Peanut butter (1 cup)

Sugar (1 cup)

Vanilla (1 teaspoon)

one egg


Other Supplies:

Measuring cup

Teaspoon

Bowl

Something to stir the ingredients

Cookie sheet or other flat pan

Oven

Instructions:

Preheat oven to 250 Fahrenheit, or as close to it as possible.

Mix all four ingredients in a bowl.

Spoon out the mixture in 1-2" blobs on the cookie sheet. You should have enough for about 12 cookies.

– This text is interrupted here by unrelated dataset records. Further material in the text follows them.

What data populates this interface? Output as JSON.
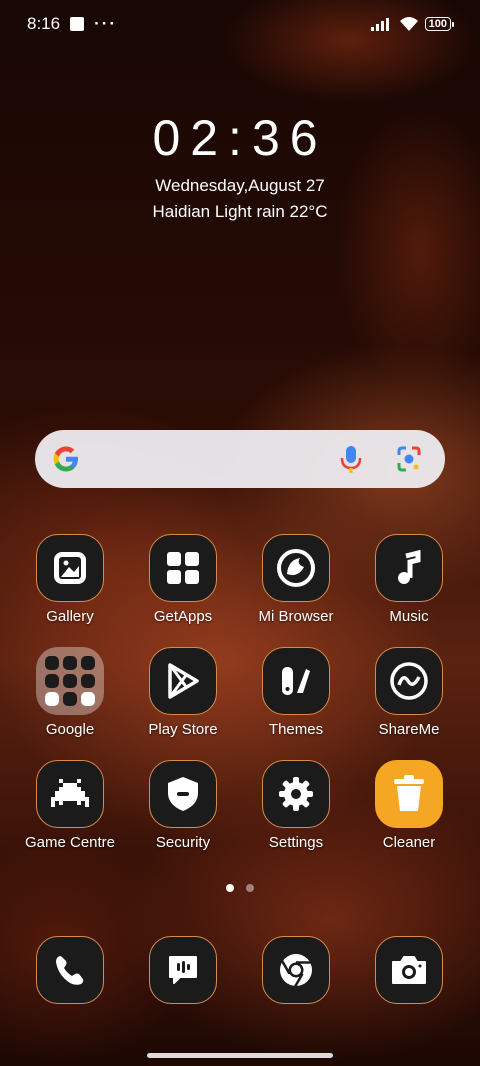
{
  "status_bar": {
    "time": "8:16",
    "more": "···",
    "battery": "100"
  },
  "clock": {
    "time": "02:36",
    "date": "Wednesday,August 27",
    "weather": "Haidian Light rain 22°C"
  },
  "search": {},
  "apps": [
    {
      "label": "Gallery",
      "icon": "gallery-icon"
    },
    {
      "label": "GetApps",
      "icon": "getapps-icon"
    },
    {
      "label": "Mi Browser",
      "icon": "mi-browser-icon"
    },
    {
      "label": "Music",
      "icon": "music-icon"
    },
    {
      "label": "Google",
      "icon": "google-folder-icon"
    },
    {
      "label": "Play Store",
      "icon": "play-store-icon"
    },
    {
      "label": "Themes",
      "icon": "themes-icon"
    },
    {
      "label": "ShareMe",
      "icon": "shareme-icon"
    },
    {
      "label": "Game Centre",
      "icon": "game-centre-icon"
    },
    {
      "label": "Security",
      "icon": "security-icon"
    },
    {
      "label": "Settings",
      "icon": "settings-icon"
    },
    {
      "label": "Cleaner",
      "icon": "cleaner-icon"
    }
  ],
  "dock": [
    {
      "icon": "phone-icon"
    },
    {
      "icon": "messages-icon"
    },
    {
      "icon": "chrome-icon"
    },
    {
      "icon": "camera-icon"
    }
  ],
  "colors": {
    "icon_border": "#d98a4a",
    "cleaner": "#f5a623"
  }
}
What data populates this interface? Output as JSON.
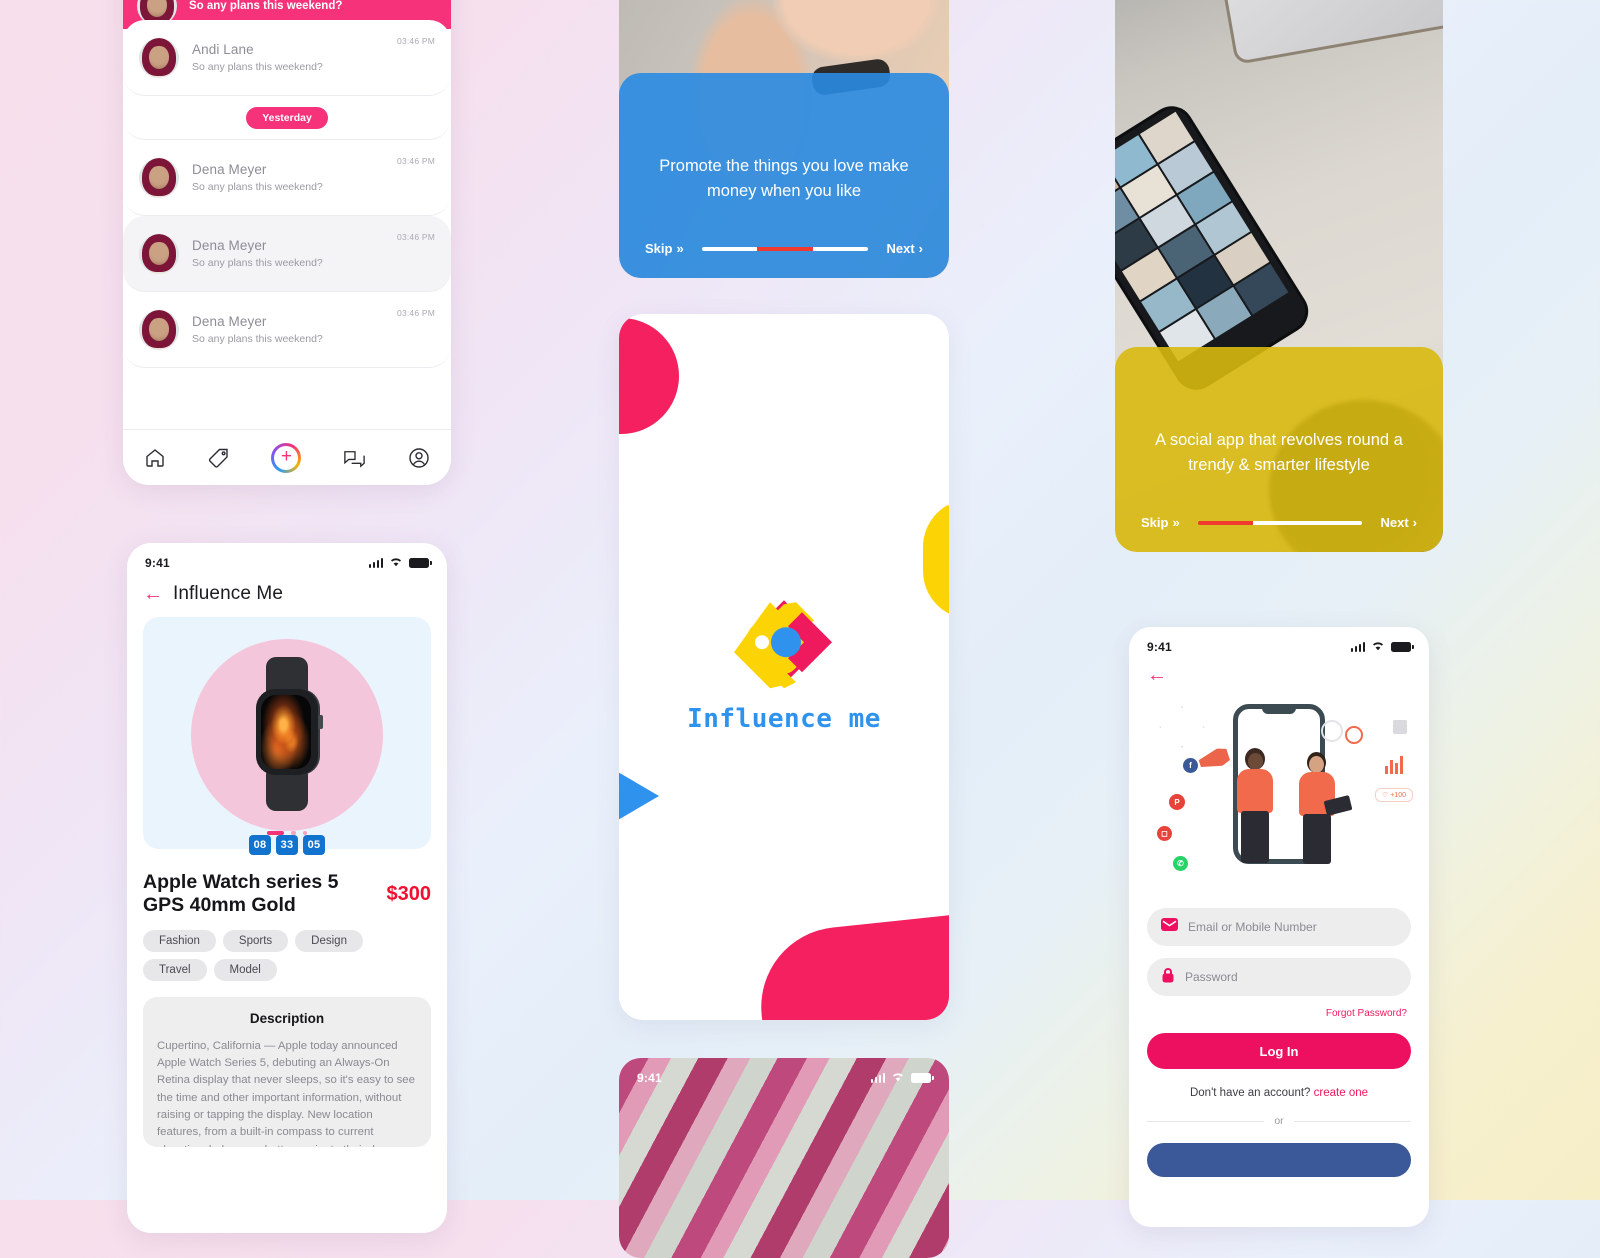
{
  "background": {
    "gradient_start": "#f6dced",
    "gradient_mid": "#e2ecf8",
    "gradient_end": "#f4efcf"
  },
  "brand": {
    "pink": "#f5327a",
    "blue": "#2f93ee",
    "yellow": "#fcd406",
    "red": "#f01030"
  },
  "chat_screen": {
    "header": {
      "name": "",
      "preview": "So any plans this weekend?"
    },
    "day_divider": "Yesterday",
    "rows": [
      {
        "name": "Andi Lane",
        "preview": "So any plans this weekend?",
        "time": "03:46 PM",
        "active": false
      },
      {
        "name": "Dena Meyer",
        "preview": "So any plans this weekend?",
        "time": "03:46 PM",
        "active": false
      },
      {
        "name": "Dena Meyer",
        "preview": "So any plans this weekend?",
        "time": "03:46 PM",
        "active": true
      },
      {
        "name": "Dena Meyer",
        "preview": "So any plans this weekend?",
        "time": "03:46 PM",
        "active": false
      }
    ],
    "tabs": [
      {
        "icon": "home-icon",
        "label": "Home"
      },
      {
        "icon": "tag-icon",
        "label": "Offers"
      },
      {
        "icon": "add-post-icon",
        "label": "Create"
      },
      {
        "icon": "chat-icon",
        "label": "Messages"
      },
      {
        "icon": "profile-icon",
        "label": "Profile"
      }
    ]
  },
  "product_screen": {
    "status_bar": {
      "time": "9:41"
    },
    "title": "Influence Me",
    "back_label": "Back",
    "carousel_dots": 3,
    "countdown": [
      "08",
      "33",
      "05"
    ],
    "product_name": "Apple Watch series 5 GPS 40mm Gold",
    "price": "$300",
    "tags": [
      "Fashion",
      "Sports",
      "Design",
      "Travel",
      "Model"
    ],
    "description": {
      "heading": "Description",
      "body": "Cupertino, California — Apple today announced Apple Watch Series 5, debuting an Always-On Retina display that never sleeps, so it's easy to see the time and other important information, without raising or tapping the display. New location features, from a built-in compass to current elevation, help users better navigate their day."
    }
  },
  "onboarding_blue": {
    "text": "Promote the things you love make money when you like",
    "skip_label": "Skip",
    "skip_glyph": "»",
    "next_label": "Next",
    "next_glyph": "›",
    "progress": {
      "steps": 3,
      "active_index": 1
    },
    "overlay_color": "#298be2"
  },
  "onboarding_yellow": {
    "text": "A social app that revolves round a trendy & smarter lifestyle",
    "skip_label": "Skip",
    "skip_glyph": "»",
    "next_label": "Next",
    "next_glyph": "›",
    "progress": {
      "steps": 3,
      "active_index": 0
    },
    "overlay_color": "#d8b910"
  },
  "splash_screen": {
    "wordmark": "Influence me",
    "logo_colors": {
      "left": "#fcd406",
      "right": "#ef1a5e",
      "center": "#2f93ee"
    }
  },
  "pink_photo_card": {
    "status_bar": {
      "time": "9:41"
    }
  },
  "login_screen": {
    "status_bar": {
      "time": "9:41"
    },
    "back_label": "Back",
    "email_placeholder": "Email or Mobile Number",
    "password_placeholder": "Password",
    "email_value": "",
    "password_value": "",
    "forgot_label": "Forgot Password?",
    "login_button": "Log In",
    "no_account_text": "Don't have an account?",
    "create_one_label": "create one",
    "or_label": "or"
  }
}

Place cookie sheet in the oven for ten minutes or until the cookies flatten out and look a little bit crispy around the edges. You don't want them changing colour very much, because a darker brown means they're more burnt than baked.

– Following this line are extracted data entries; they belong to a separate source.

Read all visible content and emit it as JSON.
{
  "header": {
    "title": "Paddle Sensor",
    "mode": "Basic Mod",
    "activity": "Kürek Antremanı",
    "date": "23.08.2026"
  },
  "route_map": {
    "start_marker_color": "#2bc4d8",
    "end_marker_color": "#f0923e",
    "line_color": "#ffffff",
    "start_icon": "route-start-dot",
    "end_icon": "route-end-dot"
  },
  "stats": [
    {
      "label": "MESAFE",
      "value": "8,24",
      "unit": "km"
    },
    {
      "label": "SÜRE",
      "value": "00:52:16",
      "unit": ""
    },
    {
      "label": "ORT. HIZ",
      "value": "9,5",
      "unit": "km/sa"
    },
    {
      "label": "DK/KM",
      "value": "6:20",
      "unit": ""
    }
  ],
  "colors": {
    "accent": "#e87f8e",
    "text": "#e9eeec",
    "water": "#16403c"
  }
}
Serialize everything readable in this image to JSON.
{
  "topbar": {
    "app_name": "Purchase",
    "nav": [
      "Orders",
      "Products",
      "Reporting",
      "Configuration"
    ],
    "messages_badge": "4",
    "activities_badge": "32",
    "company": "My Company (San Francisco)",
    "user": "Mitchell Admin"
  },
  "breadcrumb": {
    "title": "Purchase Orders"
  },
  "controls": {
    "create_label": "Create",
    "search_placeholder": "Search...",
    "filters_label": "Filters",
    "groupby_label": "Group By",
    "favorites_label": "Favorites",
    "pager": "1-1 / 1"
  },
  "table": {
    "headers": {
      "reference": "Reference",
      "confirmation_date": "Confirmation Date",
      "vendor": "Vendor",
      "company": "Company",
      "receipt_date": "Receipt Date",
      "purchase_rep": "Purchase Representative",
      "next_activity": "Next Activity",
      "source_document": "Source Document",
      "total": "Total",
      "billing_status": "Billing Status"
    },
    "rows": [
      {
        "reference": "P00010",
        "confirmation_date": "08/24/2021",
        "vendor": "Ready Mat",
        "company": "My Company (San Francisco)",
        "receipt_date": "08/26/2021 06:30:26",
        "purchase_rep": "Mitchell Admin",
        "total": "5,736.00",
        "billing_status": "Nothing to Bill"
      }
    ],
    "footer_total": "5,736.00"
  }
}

Remove the cookie sheet and place it on a surface that is heat-resistant. When the cookies are cool enough to handle, carefully remove them from the sheet.

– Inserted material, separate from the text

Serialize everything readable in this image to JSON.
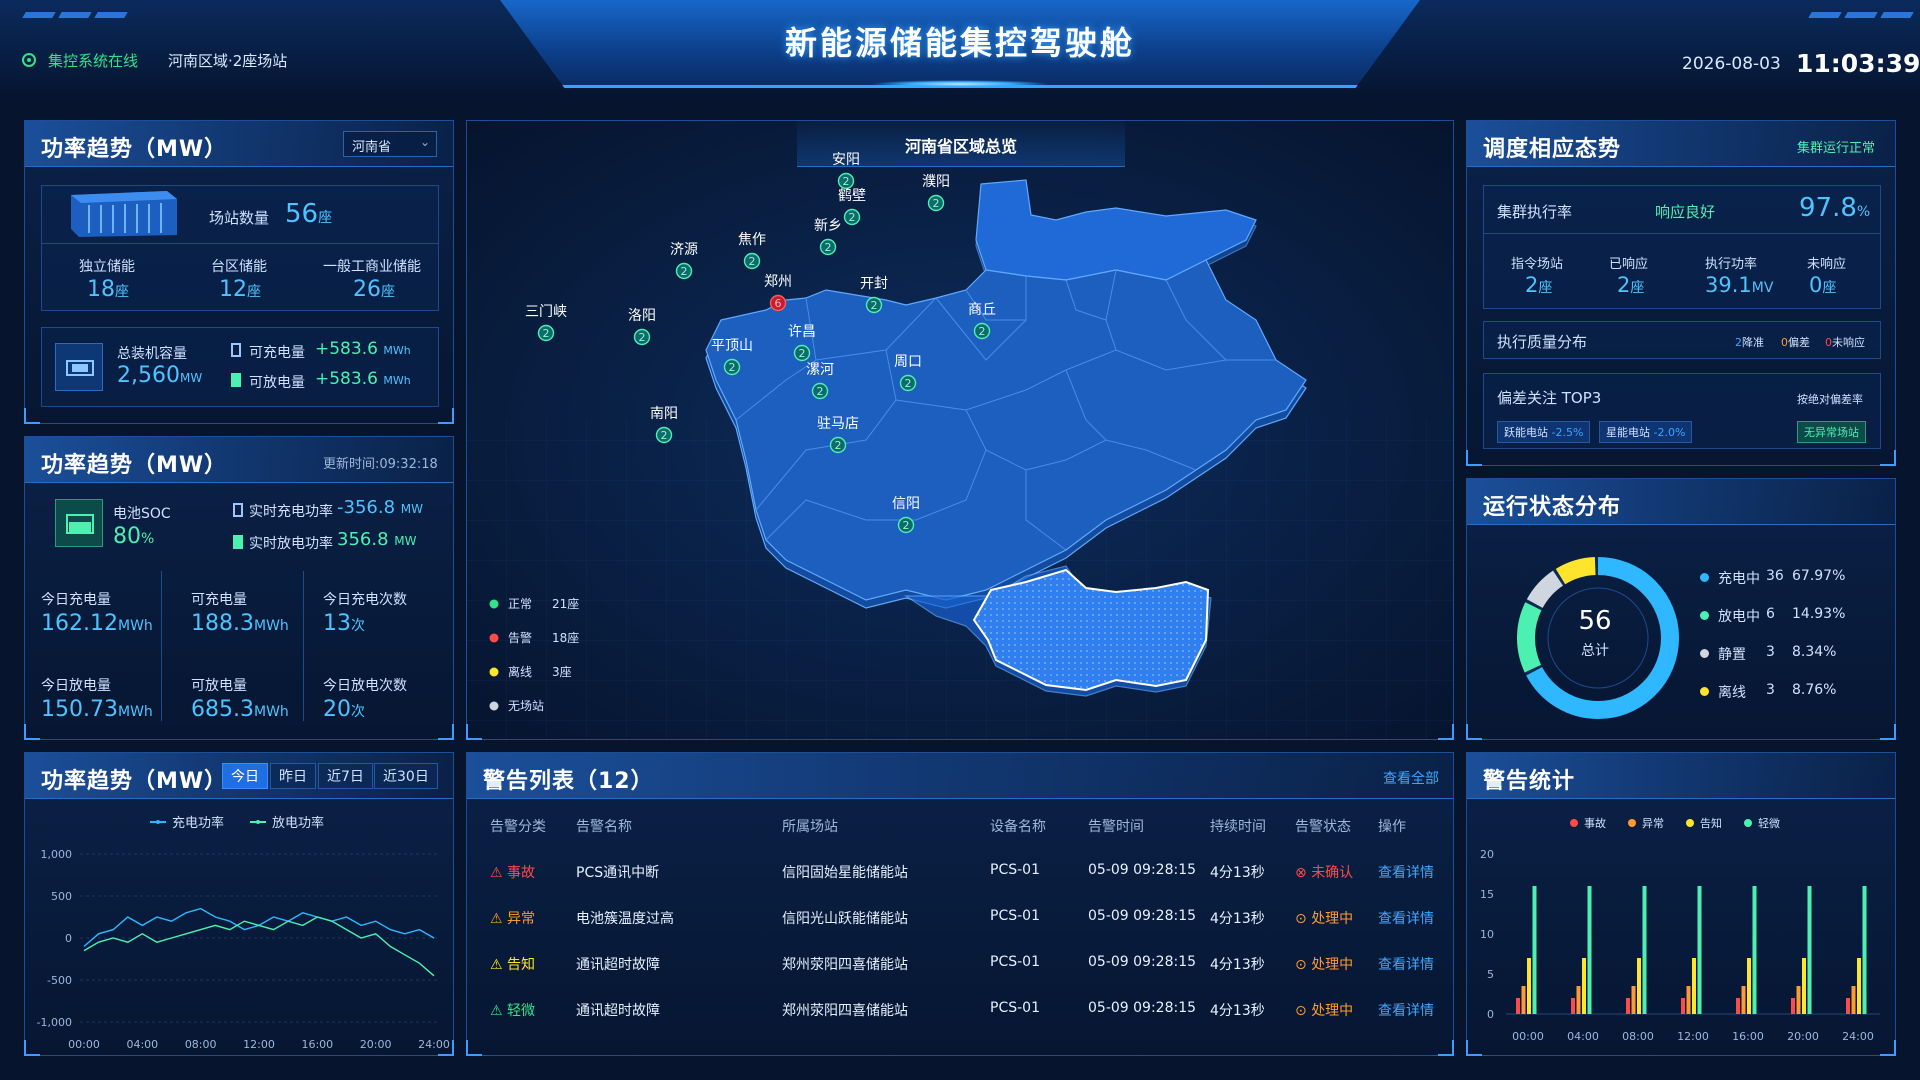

Clean up your supplies. By the time you're done, the cookies will be cool and solid enough to pick them up and eat them. Expect them to be a little bit crunchy; they go very well with milk.


Note: Crunchy peanut butter adds to the texture of the cookies but increases the chance that you'll burn them more than you want. For this recipe, personal experience advises creamy peanut butter.

Belated Note: The reason I learned this recipe in the first place is my paternal relatives' tendency to severe allergies. My first cousin has Celiac Disease (that is, she cannot metabolize wheat glutins), and my father and grandfather are both violently allergic to all dairy products. My grandmother does the cooking at virtually all our family gatherings, so she keeps a Rolodex full of wheatless and non-dairy recipes.
As for store-bought (or store-filched) peanut butter cookies... the vast majority of them contain wheat and/or dairy in quantities sufficient to produce anaphylaxis in my family members.